Week 1 – Digital Narrative Analysis: Journey to the end of coal

Journey to the End of Coal is an interactive document that I would like to analyze for the homework this week. This web documentary was made in 2008 by French production company Honkytonk. It takes the audiences to the downside of coalmines in the remote areas of Mainland China where miners have to work in very poor conditions with low payment as well as risk their lives everyday. The integrative web document was created by using 300 photos, 3 hours of video and 10 hours of sound in China by directors Samuel Bollendorff and Abel Ségrétin.

  • Story elements

Although it has linear storyline because there are a beginning and an end, the middle is quite blurry because it depends on the decisions of viewers in each scene. Audiences always have to start at Beijing train station and end their investigations at Qijiagou due to the limited access of the coal mines.

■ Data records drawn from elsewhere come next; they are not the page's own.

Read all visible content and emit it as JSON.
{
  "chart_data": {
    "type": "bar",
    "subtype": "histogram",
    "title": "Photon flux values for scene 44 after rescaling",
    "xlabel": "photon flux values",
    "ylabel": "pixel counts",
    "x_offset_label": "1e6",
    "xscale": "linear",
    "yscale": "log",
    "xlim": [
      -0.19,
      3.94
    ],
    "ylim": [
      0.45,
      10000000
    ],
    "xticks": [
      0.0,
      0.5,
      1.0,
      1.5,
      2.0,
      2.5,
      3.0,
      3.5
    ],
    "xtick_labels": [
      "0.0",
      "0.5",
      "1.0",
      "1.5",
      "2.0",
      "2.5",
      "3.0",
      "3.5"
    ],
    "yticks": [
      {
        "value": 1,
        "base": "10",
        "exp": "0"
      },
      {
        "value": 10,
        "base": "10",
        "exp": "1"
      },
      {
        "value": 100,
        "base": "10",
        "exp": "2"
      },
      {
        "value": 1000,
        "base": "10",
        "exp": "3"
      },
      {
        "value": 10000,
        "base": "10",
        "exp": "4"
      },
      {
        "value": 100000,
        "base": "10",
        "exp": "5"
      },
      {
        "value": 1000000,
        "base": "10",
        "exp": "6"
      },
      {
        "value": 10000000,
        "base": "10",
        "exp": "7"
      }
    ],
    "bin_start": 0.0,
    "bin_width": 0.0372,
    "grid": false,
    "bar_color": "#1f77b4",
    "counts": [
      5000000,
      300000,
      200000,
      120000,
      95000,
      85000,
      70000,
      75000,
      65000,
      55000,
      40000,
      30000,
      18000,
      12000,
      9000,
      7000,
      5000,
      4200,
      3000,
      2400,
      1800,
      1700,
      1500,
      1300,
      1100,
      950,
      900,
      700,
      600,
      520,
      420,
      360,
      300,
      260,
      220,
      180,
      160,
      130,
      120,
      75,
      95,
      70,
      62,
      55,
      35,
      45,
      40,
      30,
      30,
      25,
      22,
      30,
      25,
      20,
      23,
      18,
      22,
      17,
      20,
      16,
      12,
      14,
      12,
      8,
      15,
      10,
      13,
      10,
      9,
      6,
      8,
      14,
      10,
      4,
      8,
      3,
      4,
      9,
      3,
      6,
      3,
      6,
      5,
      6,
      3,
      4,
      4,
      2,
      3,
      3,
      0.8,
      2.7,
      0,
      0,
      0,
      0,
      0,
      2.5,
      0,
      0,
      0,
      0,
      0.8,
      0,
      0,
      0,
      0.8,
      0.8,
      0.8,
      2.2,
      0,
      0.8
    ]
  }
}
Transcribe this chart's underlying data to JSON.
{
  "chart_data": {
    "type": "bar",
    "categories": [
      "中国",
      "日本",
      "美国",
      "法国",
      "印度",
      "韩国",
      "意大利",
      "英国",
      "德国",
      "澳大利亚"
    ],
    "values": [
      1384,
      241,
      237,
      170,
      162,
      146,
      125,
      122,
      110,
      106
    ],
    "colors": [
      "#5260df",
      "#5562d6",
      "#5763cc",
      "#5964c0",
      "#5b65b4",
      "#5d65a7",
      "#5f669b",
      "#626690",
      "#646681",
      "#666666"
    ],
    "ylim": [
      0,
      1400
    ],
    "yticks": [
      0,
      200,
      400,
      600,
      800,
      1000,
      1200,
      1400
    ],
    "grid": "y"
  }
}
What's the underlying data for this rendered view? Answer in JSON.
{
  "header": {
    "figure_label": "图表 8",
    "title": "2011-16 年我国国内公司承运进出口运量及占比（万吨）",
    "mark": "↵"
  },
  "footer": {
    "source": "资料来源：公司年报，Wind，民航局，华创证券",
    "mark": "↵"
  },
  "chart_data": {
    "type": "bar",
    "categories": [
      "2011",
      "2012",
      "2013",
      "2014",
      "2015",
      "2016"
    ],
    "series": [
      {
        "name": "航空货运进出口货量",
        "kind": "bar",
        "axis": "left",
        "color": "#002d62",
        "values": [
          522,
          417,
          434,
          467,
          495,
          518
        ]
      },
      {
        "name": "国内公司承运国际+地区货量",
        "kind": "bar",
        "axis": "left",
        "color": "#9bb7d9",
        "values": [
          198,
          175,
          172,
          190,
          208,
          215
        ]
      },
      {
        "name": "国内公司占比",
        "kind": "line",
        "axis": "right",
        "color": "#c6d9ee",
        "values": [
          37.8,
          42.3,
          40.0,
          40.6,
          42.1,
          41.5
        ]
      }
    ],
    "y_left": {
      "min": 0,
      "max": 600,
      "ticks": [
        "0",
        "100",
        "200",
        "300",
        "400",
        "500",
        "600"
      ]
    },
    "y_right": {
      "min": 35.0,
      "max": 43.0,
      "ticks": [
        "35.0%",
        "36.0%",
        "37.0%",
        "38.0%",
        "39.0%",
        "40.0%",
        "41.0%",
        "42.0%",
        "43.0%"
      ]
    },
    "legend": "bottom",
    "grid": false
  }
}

Besides, it seems to be no such an event in this interactive document because it doesn’t have any conflict with the protagonist in the story. It simply provides questions for audiences to choose or ask the miners in order to continue the adventure in the movie. There are some actors in the document; the main actor is the journalist who is performed by the audiences to explore the whole story and communicate with other characters in the document. The other actors are miners and theirs manager. Although the audiences act as the main character in the story, they can’t decide the ending of it because creators set it.

In addition, with the description from the web, people can easily recognise that the story happened in that current time, which was 2008 and the specific place of this story is Shanxi Province, only a couple away from Beijing. The journey starts from Beijing train station to the around regions such as Datong, Taiyuan and Qijiagou to visit their major coal mines.

  • Narrative elements

Although Journey to the End of coal has the arrange of narrative elements when the story starts at Beijing and ends when the journalist is prohibited to explore more about some accidents, it doesn’t need to follow specific chronological events. Audiences can choose to continue their journey through having conversations with miners or going to another places. They can either skip places or go back or choose different questions for miners to make the story occurs differently.

In the journey to coal mines, audiences will meet and interview poor miners who have to work with pollution, accidents and unfair work conditions to earn money and support their families. In the own pace, audiences seem to have real conversation with character to find out about characters’ lives. Thus, the speed is quite slow to make the audiences feel like they are truly in the conversations with the miners at that current time.

This document chooses the first person perspective as its point of view to demonstrate the narrative through the view of the journalist. Thus, it is clearly that the journalist, also the main character is the narrator who is telling the story inside the narrative. The story depends on what questions he decides to ask the miners as well as the destinations that he wants to visit.

Photos, videos and sounds were used as the web document format to recount the narrative of the whole journey.

  • Traditional narratives

This interactive document still has linearity in order to guide the audiences from the start to the end of the story. However, it doesn’t have series of conflicts that lead to a climax and resolution. Although there are several options in the middle of the story, the creators already set the specific ending for the story.

Besides, the story has the journalist as protagonist as well as manager and authorities as antagonists. However, the protagonist doesn’t act like the traditional model. He doesn’t fight to overcome specific conflicts and achieve any goal at the end. Thus, it is convinced that there is a lack of traditional three-act structure. The story simply happens from the beginning to the end through the road trip of the journalist.

  • Digital narratives

The numerical coding element is presented clearly in this interactive document. It is the combination of various kinds of media such as photographs, videos and sounds. Besides, text is mainly used to support the main character to tell the story. It also is seen as choices for audiences when they are on the journey to explore the movie, which happens in China.

The modularity is presented quite well in this interactive document. The whole journey was made from 300 photographs, 3 hours of videos and 10 hours of sound. The creators chopped down those materials and turned them into many different scenes to build up the journey for audiences to explore. As users, we can choose the destination that we want to visit or go back to whatever scene that we need to investigate more. Therefore, it also shows the variability of this digital narrative. Although audiences can skip or go back to specific scene, they cannot arrange the order of those scenes in order to create different structure or different ending. That is probably one of the limitations of this interactive project.

The programmed elements in this example are quite simple when the web only allows users to have elementary interactions with the story by providing some options through the text interviews between the journalist and Chinese miners during the journey. It doesn’t have complicated programming such as rotating a three dimensional (3D) model, changing the colour of video file, scaling images etc.

Besides, the participatory aspects in this example are obvious because the audiences clearly participate in the story by making their decisions in each scene rather than watching the movie passively. However, the participatory seems to be not strong enough because the web document doesn’t provide various ways to make the viewers have more creative options to interact effectively with the story.